Laparoscopic Evaluation of Lesions in a Baboon Model of Experimental Endometriosis. Visualization of the peritoneal cavity by laparoscope demonstrated the presence of powder burns (identified by a single asterisk) and blue (identified by the arrow) and chocolate lesions (identified by the double asterisks) within three (A,B) and six (C,D) months of induction of disease.

Figure 2

Characterization of Lesions Visualized by Laparoscope in Baboons Experimentally Induced with Endometriosis. Laparoscopic evaluation of the peritoneal cavity of baboons a) one month following induction of disease revealed similar levels of red, blue, chocolate, white, and mixed lesions. The peritoneal cavity contained a significantly higher number of red lesions b) three months following induction of endometriosis; however, c) 6 months after inoculation with menstrual endometrium significantly higher numbers of blue lesions were present in the peritoneal cavity of baboons with induced disease. Similar numbers of each lesions type were visible by laparoscopy d) 15 months after induction of endometriosis.
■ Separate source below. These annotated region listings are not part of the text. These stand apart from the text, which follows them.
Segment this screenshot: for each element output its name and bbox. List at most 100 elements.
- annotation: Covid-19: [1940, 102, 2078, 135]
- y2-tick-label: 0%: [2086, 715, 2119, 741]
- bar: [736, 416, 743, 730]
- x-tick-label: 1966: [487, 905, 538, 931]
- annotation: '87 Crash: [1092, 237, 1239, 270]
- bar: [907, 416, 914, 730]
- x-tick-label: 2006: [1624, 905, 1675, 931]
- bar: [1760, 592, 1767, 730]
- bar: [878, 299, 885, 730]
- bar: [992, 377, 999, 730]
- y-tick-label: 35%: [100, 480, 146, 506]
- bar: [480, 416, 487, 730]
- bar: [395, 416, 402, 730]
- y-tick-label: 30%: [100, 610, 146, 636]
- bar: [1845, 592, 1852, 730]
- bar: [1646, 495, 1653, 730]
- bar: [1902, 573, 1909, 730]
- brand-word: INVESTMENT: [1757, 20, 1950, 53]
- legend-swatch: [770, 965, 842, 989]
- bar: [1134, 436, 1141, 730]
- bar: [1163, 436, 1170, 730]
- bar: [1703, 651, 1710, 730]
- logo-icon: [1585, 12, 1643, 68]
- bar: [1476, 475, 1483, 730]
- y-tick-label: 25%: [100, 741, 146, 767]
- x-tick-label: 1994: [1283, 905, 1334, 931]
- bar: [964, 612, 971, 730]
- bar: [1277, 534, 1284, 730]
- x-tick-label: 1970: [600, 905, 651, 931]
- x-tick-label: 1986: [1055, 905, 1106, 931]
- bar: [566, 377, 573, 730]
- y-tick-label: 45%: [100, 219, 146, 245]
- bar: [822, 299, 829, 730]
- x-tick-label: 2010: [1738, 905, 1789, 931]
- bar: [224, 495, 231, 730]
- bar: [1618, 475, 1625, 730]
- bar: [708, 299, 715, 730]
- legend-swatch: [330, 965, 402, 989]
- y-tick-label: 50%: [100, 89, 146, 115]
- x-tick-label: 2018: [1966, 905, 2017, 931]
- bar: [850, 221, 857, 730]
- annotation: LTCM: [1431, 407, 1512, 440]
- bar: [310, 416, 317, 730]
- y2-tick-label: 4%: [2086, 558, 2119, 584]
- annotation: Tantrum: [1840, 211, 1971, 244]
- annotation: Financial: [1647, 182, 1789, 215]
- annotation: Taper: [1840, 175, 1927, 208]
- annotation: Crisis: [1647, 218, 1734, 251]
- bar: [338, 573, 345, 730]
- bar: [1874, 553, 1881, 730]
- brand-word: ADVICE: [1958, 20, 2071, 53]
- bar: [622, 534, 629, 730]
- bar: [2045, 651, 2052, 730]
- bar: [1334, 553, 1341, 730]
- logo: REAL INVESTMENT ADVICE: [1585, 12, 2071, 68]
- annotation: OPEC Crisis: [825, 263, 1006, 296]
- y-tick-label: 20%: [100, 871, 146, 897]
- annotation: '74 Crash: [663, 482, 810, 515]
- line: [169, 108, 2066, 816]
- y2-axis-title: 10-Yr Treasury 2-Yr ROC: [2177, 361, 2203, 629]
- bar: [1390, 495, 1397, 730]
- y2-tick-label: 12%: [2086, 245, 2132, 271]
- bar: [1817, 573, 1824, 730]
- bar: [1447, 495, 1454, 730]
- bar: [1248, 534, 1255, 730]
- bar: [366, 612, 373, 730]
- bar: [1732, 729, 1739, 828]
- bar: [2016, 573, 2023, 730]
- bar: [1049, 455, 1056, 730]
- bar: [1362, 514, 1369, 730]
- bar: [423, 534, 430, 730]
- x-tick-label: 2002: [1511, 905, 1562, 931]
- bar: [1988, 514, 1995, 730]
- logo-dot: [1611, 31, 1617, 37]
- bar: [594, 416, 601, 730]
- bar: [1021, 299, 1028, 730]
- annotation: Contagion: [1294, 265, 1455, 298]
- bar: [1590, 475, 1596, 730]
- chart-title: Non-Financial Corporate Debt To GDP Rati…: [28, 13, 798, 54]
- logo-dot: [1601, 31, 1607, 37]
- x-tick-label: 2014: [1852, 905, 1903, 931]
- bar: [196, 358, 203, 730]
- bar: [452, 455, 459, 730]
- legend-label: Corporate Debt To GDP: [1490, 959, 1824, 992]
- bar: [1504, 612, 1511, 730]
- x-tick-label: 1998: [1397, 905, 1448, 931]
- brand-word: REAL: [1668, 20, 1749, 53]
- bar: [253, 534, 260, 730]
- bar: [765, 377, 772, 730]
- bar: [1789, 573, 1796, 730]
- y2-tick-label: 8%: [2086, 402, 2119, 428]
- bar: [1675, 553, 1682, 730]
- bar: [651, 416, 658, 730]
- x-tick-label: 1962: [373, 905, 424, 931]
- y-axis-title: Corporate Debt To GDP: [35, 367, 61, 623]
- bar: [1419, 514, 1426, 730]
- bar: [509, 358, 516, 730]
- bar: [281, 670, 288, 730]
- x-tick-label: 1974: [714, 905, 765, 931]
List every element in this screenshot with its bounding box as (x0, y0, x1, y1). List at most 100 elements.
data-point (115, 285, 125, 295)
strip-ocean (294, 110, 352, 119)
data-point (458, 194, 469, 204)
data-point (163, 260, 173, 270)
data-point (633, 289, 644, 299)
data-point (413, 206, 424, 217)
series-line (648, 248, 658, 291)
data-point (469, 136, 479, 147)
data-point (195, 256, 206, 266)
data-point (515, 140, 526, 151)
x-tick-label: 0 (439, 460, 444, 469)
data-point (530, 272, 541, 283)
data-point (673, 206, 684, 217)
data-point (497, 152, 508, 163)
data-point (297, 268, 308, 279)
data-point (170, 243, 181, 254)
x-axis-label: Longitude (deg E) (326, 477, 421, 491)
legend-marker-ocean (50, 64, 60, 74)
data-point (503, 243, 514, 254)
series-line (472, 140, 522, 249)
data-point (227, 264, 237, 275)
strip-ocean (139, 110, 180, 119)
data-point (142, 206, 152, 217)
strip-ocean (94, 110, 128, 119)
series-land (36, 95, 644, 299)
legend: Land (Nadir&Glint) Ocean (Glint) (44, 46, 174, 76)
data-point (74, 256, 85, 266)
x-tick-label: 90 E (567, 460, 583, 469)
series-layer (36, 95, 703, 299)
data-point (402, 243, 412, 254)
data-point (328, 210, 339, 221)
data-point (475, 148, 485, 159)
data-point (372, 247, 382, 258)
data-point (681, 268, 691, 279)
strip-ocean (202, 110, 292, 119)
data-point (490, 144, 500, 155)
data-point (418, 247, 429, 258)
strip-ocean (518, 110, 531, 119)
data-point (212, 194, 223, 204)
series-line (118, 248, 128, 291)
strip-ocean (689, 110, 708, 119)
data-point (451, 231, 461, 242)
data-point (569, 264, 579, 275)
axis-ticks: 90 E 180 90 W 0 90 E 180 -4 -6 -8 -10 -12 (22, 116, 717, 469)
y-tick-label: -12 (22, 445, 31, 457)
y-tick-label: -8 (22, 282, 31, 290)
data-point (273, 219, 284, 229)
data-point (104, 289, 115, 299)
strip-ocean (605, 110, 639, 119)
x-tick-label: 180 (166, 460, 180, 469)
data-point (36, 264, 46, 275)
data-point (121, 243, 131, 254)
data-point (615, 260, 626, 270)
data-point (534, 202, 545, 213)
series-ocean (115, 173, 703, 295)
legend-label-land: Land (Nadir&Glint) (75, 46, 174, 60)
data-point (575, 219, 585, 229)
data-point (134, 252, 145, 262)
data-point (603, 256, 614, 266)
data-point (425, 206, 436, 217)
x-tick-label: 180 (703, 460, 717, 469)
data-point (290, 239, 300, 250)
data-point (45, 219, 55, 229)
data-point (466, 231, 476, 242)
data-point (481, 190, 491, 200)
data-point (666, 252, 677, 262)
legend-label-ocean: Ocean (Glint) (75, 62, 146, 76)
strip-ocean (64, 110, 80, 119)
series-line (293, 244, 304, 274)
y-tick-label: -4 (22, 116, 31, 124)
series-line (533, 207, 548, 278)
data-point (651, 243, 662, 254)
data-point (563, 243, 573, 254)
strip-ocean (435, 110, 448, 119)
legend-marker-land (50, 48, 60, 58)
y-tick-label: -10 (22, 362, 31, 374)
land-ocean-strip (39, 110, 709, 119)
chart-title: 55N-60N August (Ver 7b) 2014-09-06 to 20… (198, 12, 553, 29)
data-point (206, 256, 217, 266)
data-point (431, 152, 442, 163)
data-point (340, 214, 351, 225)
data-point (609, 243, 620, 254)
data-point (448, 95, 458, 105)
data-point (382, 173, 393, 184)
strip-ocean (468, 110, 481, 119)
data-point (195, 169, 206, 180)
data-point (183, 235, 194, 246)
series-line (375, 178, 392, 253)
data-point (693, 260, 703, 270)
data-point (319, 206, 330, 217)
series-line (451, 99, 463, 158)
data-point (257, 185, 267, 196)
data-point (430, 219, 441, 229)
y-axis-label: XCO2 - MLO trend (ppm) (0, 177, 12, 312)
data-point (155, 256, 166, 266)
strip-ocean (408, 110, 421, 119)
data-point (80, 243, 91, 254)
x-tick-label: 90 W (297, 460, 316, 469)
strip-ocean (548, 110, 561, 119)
Columns represent the mean number of red, blue, chocolate, white, and mixed lesions visualized by laparoscope a) 1 month (n = 6), b) 3 months (n = 21), c) 6 months (n = 10), and d) 15 months (n = 5) after induction of disease. Error bars represent the standard error of the mean. (*, p < 0.05, Kruskal-Wallis ANOVA, with Dunn's Correction for multiple testing.)

Figure 3

Histological Evaluation of Endometriotic Lesions. Panel A is a section through a chocolate lesion harvested from the uterine surface at three months. Panels B and C are sections through blue lesions obtained at six months of disease from the uterine fundus (B) and 12 months of disease in peritoneal fat (C). Panel D is a section through a red lesion obtained at 16 months of disease from the peritoneal wall. The presence of endometriotic tissue is histologically confirmed by the presence of endometrial glands (indicated with arrows) and stroma (highlighted with asterisks): the stroma surrounding glands of endometriotic lesions ranges from only a few cells (as in B) to several cells in depth (as in C).

Figure 4

Coordinated Endometrial Changes Associated with Endometriosis. Eutopic endometrial changes induced by the presence of ectopic endometriotic lesions can be classified as early responses, with increased levels of c-fos and CYR61, a transitional period, when the Pgr becomes decreased, and late responses when maintained down-regulation of Pgr may mediate down-regulation of the progesterone-regulated gene, HOXA10. (↑, represents up-regulation, ↓, represents down-regulation, and ↔, represents no change in gene expression.)